The two difficulties identified by Muntigl are 1) The difficulty that therapists may have in responding to the client’s past or present feelings in an appropriately congruent manner – the therapist’s responses may not necessarily fit with client’s understandings of their distress. And 2) The therapist having to manage distress as it is occurs on potentially two levels: as it is reported (when the client tells of a distressing experience that happened in the past), and as it is expressed in the present (e.g. the client crying whilst telling of this past experience) – this 2nd difficulty being, should the therapist attend to the presently felt distress, or explore what the past feelings of distress meant?

But I think more needs to be said about the first challenge that Muntigl identifies. He describes the difficulty that confronts the therapist as being, how to respond accurately to the client’s distress? How to find a way to validate their distress without seeming to confirm the helplessness that the distress might also signify for the client? “Therapists may sometimes need to individualize their response to best suit their client and to know when empathy is called for and when it is not” (pg. 2). And he writes of a related issue being: “The difficulty for therapists … to offer clients enough security through which they may risk more directly confronting their upsetting experience” (3). But while he describes the conversational tight-rope the therapist must tread in avoiding provoking the client’s displeasure or disagreement, we never hear about the countertransference responses that may or may not be occurring in the therapist. What internal conflicts might the therapist be dealing with as they listen to their patients distress? We must not pretend that these don’t exist, even in the best therapists who have been through years of intensive psychotherapy themselves.

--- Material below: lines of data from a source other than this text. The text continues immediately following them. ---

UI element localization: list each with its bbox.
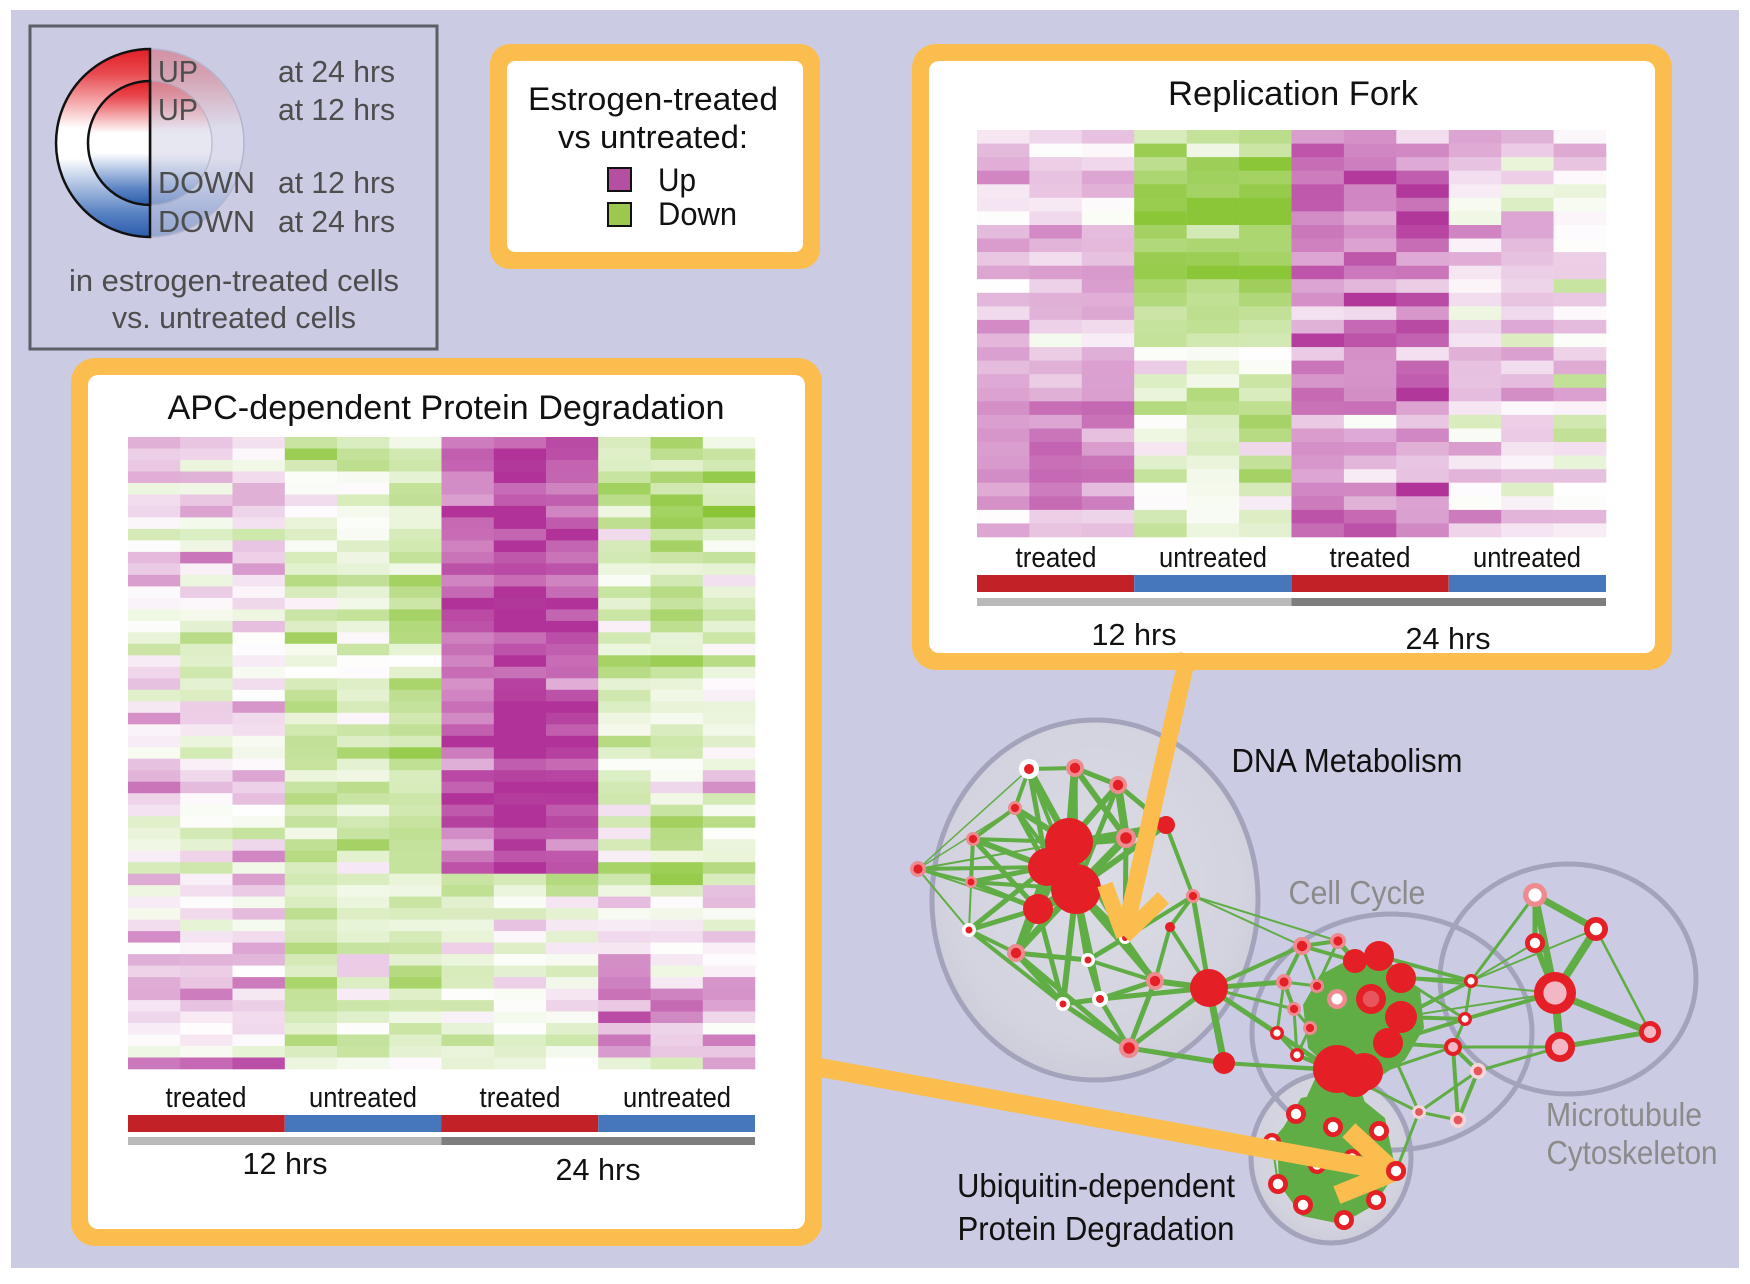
svg-text:at 24 hrs: at 24 hrs [278, 204, 395, 239]
svg-text:vs untreated:: vs untreated: [558, 119, 748, 155]
svg-text:UP: UP [158, 92, 198, 127]
svg-text:DOWN: DOWN [158, 165, 255, 200]
svg-text:Up: Up [658, 162, 696, 198]
svg-text:Estrogen-treated: Estrogen-treated [528, 81, 778, 117]
svg-text:at 12 hrs: at 12 hrs [278, 92, 395, 127]
svg-text:DNA Metabolism: DNA Metabolism [1232, 742, 1463, 779]
svg-text:24 hrs: 24 hrs [556, 1152, 641, 1187]
svg-text:UP: UP [158, 54, 198, 89]
svg-text:treated: treated [1016, 542, 1097, 574]
svg-text:untreated: untreated [1473, 542, 1581, 574]
svg-text:Replication Fork: Replication Fork [1168, 75, 1419, 113]
svg-text:APC-dependent Protein Degradat: APC-dependent Protein Degradation [168, 389, 725, 427]
svg-text:Cell Cycle: Cell Cycle [1289, 874, 1426, 911]
svg-text:at 12 hrs: at 12 hrs [278, 165, 395, 200]
svg-text:Ubiquitin-dependent: Ubiquitin-dependent [957, 1167, 1235, 1204]
svg-text:Protein Degradation: Protein Degradation [958, 1210, 1235, 1247]
svg-text:untreated: untreated [309, 1082, 417, 1114]
svg-text:treated: treated [166, 1082, 247, 1114]
svg-text:treated: treated [480, 1082, 561, 1114]
svg-text:in estrogen-treated cells: in estrogen-treated cells [69, 263, 399, 298]
svg-text:treated: treated [1330, 542, 1411, 574]
svg-text:DOWN: DOWN [158, 204, 255, 239]
svg-text:12 hrs: 12 hrs [243, 1146, 328, 1181]
svg-text:24 hrs: 24 hrs [1406, 621, 1491, 656]
svg-text:vs. untreated cells: vs. untreated cells [112, 300, 356, 335]
svg-text:Down: Down [658, 196, 737, 232]
svg-text:untreated: untreated [623, 1082, 731, 1114]
svg-text:at 24 hrs: at 24 hrs [278, 54, 395, 89]
svg-text:Microtubule: Microtubule [1546, 1096, 1702, 1133]
svg-text:Cytoskeleton: Cytoskeleton [1547, 1134, 1718, 1171]
svg-text:untreated: untreated [1159, 542, 1267, 574]
svg-text:12 hrs: 12 hrs [1092, 617, 1177, 652]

I would be interested to read about how clinicians remain open to listening to reports and expressions of distress. We all know it’s hard to listen to someone telling us about a difficult experience – it provokes all kinds of reactions in us, both empathetic ones and those that are less so. I’m guessing, or hoping at least, that most therapists go into the profession because they want to support a patient’s healing process. So that initial motivation should be there, but that doesn’t necessarily make it easier to do so…

Has anyone read any good research on this subject? Nancy McWilliams, in her book Psychoanalytic Diagnosis, writes of the various countertransference feelings that frequently arise in response to different presenting problems (e.g. clients with narcissism provoking feelings of boredom or frustration in their therapists), but I would love to read further on how exactly therapists overcome these countertransference reactions…

I’m guessing that alongside having had your own intensive psychotherapy, another answer to this question might be having regular supervision – a place where you yourself can go to ‘off-load’. But I think other, micro things must be going on in the therapists’ minds to regulate these difficult countertransference reactions, and I would love to know more about them!

References

Da Silva, J. V., & Carvalho, I. (2016). Physicians experiencing intense emotions while seeing their patients: what happens?. The Permanente Journal20(3).

McWilliams, N. (2011). Psychoanalytic diagnosis: Understanding personality structure in the clinical process. Guilford Press.

Muntigl, P. (2020). Managing distress over time in psychotherapy: guiding the client in and through intense emotional work. Frontiers in psychology10, 3052.